The UK new van market enjoyed its best November ever, with more than 31,000 new light commercial vehicles registered. The figures, which were released by the Society of Motor Manufacturers and Traders (SMMT), are in stark contrast to the new car market, which is struggling in light of the global chip shortage.

With 31,320 new light commercial vehicles (LCVs) hitting the road, the market was up by almost 10 percent compared with November 2020, and 11.4 percent up on the pre-pandemic average for the month. That’s in spite of the global semiconductor shortage, which has impacted production for manufacturers worldwide.

That shortage has seen UK output crumble, both in the new car market and among commercial vehicle producers, and it’s the same story elsewhere in Europe. The SMMT said the shortage was also partly to blame for new car registrations languishing around a third below the pre-pandemic average in November.

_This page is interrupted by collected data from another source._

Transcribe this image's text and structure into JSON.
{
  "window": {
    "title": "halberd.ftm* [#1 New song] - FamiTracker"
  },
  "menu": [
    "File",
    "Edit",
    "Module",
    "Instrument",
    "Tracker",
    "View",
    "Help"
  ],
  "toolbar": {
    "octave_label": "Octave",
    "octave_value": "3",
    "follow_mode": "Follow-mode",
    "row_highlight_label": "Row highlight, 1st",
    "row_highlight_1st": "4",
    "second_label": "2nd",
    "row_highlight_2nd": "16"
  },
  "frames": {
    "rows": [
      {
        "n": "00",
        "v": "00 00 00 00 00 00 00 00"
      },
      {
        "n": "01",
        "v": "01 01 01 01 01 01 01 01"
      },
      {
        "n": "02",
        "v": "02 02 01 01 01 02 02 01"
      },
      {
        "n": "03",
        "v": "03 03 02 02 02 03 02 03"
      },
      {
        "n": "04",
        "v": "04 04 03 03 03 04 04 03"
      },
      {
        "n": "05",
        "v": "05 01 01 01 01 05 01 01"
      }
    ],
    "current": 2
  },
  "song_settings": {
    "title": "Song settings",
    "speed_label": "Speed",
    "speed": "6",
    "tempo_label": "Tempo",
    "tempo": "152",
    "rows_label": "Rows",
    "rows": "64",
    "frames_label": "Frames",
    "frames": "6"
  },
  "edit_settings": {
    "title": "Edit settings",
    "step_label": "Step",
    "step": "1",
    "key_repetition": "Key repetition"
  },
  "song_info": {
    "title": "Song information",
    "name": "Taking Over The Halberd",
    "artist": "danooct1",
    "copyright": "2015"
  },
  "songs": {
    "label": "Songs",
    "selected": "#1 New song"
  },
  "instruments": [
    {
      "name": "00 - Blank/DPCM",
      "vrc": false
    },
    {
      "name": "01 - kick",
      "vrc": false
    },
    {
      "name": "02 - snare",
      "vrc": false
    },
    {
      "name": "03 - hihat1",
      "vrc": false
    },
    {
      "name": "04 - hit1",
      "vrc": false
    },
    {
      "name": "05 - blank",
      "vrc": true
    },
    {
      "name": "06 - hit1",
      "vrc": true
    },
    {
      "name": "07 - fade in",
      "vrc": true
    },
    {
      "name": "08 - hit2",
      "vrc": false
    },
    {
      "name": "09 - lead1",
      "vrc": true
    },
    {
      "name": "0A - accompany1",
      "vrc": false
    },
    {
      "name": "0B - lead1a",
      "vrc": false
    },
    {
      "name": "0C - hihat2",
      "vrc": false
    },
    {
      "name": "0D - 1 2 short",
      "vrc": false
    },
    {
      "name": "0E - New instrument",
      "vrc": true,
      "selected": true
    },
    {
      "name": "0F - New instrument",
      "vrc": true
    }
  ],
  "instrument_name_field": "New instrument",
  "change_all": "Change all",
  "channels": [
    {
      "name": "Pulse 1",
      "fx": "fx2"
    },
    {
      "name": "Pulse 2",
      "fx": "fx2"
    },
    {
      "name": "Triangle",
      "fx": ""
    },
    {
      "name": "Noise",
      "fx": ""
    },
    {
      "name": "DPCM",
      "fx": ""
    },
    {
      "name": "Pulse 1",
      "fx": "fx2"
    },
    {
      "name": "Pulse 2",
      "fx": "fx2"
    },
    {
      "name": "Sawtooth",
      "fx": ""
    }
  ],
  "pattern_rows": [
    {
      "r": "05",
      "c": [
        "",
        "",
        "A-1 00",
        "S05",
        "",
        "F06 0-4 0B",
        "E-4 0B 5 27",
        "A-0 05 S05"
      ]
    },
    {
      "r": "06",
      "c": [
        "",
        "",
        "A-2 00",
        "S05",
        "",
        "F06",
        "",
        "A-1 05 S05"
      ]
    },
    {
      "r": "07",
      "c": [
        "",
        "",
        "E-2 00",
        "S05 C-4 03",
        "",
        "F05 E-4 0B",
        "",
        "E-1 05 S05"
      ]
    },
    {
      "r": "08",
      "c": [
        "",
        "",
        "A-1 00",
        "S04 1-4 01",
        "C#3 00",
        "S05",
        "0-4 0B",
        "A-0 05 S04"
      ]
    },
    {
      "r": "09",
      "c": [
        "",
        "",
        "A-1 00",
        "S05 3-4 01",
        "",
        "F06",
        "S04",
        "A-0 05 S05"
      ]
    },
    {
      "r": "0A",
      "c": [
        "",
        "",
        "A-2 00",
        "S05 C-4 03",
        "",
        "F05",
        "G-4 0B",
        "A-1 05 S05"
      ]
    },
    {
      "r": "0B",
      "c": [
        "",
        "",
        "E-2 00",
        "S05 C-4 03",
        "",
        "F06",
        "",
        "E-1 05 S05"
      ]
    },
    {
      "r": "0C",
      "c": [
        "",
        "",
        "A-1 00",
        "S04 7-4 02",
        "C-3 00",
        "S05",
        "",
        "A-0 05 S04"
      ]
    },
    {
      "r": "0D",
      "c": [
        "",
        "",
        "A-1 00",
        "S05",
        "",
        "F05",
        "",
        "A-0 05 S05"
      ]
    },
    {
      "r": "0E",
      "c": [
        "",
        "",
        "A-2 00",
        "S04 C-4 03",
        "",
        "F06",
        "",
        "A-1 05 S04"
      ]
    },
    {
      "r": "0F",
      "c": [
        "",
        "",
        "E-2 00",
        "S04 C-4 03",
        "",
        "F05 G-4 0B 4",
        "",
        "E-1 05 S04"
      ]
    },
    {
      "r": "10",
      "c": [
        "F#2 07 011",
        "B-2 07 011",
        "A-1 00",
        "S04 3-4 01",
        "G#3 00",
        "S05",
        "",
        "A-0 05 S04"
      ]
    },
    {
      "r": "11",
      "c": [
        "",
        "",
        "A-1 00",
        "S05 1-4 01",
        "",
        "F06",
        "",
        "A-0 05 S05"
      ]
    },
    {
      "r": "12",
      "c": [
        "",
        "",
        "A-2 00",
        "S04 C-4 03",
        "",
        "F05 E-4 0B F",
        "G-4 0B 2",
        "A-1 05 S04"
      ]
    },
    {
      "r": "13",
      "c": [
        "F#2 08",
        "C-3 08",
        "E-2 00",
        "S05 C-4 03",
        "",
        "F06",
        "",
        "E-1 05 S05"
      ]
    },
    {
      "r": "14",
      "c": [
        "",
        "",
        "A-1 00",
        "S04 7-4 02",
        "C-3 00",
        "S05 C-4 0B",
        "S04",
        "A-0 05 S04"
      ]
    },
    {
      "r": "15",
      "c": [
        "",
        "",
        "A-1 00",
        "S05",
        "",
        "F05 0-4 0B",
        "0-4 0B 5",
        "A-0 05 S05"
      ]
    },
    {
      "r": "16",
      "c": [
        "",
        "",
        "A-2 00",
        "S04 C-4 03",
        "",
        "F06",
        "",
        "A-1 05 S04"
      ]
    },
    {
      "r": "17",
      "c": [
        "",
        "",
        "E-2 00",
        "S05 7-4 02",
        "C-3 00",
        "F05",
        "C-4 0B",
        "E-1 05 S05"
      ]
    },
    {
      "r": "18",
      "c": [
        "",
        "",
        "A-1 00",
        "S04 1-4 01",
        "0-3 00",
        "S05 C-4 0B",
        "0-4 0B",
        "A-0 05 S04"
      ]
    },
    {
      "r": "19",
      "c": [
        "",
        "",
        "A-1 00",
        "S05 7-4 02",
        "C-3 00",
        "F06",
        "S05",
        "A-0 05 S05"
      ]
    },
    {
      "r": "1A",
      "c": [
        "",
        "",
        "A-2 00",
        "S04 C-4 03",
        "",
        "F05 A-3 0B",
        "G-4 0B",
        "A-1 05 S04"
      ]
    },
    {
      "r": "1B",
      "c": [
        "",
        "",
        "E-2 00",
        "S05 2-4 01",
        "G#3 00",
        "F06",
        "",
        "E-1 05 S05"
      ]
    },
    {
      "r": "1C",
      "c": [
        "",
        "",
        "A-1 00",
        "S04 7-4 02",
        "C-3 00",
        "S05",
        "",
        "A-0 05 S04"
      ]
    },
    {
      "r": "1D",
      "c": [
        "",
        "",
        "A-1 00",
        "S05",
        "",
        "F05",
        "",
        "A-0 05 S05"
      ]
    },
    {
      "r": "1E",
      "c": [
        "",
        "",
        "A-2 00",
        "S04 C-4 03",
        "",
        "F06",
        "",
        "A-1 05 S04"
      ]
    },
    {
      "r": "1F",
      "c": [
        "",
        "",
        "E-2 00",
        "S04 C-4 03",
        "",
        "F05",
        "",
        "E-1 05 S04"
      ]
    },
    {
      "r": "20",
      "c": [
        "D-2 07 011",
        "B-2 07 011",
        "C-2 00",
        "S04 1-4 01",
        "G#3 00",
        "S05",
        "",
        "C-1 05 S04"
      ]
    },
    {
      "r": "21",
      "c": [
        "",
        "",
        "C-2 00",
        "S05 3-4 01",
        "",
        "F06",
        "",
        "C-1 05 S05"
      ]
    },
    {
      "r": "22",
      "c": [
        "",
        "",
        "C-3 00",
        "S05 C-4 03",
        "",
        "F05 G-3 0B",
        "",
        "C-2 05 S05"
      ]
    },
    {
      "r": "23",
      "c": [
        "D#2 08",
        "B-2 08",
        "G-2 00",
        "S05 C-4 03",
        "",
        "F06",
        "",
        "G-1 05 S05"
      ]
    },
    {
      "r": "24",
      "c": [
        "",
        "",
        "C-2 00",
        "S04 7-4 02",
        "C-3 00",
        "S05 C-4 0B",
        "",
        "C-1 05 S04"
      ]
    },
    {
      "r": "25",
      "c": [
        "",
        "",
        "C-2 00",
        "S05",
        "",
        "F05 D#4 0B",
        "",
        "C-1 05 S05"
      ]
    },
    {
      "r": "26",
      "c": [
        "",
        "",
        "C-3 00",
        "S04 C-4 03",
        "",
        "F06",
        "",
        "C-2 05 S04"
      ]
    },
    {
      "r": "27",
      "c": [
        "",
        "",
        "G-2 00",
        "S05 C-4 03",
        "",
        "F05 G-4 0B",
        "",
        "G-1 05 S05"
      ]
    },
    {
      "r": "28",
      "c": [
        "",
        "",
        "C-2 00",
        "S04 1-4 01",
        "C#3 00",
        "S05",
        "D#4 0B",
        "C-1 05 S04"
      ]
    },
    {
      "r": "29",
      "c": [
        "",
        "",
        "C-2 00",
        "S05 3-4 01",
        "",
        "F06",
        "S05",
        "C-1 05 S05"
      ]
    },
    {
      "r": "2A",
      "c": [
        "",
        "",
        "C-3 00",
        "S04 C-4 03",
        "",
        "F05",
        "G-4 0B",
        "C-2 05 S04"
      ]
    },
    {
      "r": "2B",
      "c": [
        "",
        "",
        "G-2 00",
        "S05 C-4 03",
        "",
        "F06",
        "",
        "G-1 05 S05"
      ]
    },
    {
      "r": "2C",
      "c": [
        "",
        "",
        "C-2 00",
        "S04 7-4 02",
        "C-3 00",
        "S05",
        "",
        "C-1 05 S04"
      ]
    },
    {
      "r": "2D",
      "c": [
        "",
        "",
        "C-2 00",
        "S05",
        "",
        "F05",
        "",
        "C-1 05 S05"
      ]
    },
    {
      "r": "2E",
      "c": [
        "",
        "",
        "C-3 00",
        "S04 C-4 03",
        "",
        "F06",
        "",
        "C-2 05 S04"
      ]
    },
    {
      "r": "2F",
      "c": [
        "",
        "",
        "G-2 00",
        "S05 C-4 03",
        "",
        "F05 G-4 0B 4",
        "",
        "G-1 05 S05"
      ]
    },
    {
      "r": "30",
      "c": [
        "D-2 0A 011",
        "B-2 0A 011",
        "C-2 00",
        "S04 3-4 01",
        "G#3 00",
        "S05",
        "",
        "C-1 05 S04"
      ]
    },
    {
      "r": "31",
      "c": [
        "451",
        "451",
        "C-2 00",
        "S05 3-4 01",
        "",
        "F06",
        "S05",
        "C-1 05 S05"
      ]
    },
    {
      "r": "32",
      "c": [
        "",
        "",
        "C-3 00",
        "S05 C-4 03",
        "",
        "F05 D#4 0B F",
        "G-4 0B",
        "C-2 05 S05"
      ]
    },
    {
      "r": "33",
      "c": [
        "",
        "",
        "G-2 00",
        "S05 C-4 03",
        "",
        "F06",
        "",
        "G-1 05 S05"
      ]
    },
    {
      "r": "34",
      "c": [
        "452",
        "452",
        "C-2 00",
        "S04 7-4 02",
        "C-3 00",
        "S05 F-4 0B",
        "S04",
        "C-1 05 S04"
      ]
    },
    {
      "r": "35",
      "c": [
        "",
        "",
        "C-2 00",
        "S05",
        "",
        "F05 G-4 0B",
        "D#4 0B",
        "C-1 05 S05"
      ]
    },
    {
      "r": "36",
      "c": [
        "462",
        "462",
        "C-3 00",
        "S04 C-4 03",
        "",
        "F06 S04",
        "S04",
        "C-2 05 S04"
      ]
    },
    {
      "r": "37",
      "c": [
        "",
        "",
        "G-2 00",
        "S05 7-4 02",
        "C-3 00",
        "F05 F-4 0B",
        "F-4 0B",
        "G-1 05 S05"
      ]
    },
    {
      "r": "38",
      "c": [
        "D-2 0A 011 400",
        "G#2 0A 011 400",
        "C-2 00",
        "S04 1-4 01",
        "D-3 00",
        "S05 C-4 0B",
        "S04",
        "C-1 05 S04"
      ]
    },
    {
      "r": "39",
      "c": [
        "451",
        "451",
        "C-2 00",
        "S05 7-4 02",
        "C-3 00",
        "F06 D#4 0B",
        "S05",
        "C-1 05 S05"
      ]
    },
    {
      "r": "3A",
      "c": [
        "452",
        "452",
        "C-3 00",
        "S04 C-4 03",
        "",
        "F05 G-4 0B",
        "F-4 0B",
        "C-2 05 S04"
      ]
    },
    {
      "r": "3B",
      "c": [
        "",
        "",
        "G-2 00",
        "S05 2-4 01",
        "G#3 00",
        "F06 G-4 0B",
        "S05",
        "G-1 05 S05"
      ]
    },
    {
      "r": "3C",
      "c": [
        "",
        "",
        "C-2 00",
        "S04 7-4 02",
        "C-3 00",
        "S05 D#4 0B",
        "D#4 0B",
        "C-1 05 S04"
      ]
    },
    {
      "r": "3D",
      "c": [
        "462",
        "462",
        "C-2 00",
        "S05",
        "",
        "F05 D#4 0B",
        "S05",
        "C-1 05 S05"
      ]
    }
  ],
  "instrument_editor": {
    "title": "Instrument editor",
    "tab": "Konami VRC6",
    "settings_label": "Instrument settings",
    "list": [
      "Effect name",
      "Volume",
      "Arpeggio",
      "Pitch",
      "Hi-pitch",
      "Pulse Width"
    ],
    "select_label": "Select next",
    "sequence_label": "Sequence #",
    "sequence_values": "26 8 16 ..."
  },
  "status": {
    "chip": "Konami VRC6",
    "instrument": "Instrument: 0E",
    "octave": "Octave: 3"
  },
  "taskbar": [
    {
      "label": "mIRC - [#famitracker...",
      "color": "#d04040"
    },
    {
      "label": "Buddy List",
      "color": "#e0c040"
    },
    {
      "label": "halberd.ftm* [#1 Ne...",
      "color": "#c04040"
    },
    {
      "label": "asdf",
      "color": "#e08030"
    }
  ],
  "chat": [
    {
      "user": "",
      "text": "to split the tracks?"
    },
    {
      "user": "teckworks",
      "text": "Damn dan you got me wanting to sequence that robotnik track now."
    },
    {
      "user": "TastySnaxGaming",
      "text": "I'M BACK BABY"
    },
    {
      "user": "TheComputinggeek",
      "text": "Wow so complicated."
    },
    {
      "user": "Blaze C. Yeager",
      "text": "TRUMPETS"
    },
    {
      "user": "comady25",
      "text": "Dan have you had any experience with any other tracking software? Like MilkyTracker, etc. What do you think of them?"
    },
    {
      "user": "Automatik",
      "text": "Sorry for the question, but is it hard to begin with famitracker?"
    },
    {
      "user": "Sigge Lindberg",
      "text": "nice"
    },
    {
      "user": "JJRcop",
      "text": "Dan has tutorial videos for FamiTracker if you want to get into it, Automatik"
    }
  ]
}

Ford Transit five-tonne panel van and chassis cab

Growth was recorded across the sector, with the most popular class of LCV – vehicles weighing between 2.5 and 3.5 tonnes – seeing registrations rise by 7.7 percent. As a result, that sector of the market accounted for more than 71 percent of all the light commercial vehicles registered in the UK last month.

However, just one type of LCV saw registrations fall: the sub-two-tonne market, which crumbled by 19 percent in November. But every other sector of the market, aside from the 2.5-to-3.5-tonne vehicles, saw double-digit growth.

2021 Ford Transit Connect

That meant the first 11 months of 2021 saw registrations rise past the 325,000 mark. That’s a 22.8-percent increase compared with the first 11 months of 2020, with the most significant growth seen in the 2.5-3.5-tonne segment (up 29.8 percent) and the commercial 4x4 segment, which is up 185.8 percent. However, that’s a small sector of the market, accounting for around one percent of all registrations.

“A pre-Christmas boost to van registrations will be welcomed by the industry, but it remains a rollercoaster of a market,” said SMMT chief executive Mike Hawes.

“Demand is clearly robust, but market volatility is likely to remain a feature as supply chain shortages throttle the sector’s ability to fulfil orders. Manufacturers are working hard to try and overcome these shortages and the November deliveries illustrate the success they have been having in the UK. Whilst the outlook remains challenging, customers can be reassured of the industry commitment to the commercial vehicle sector, given its importance to the operation of society and business growth.”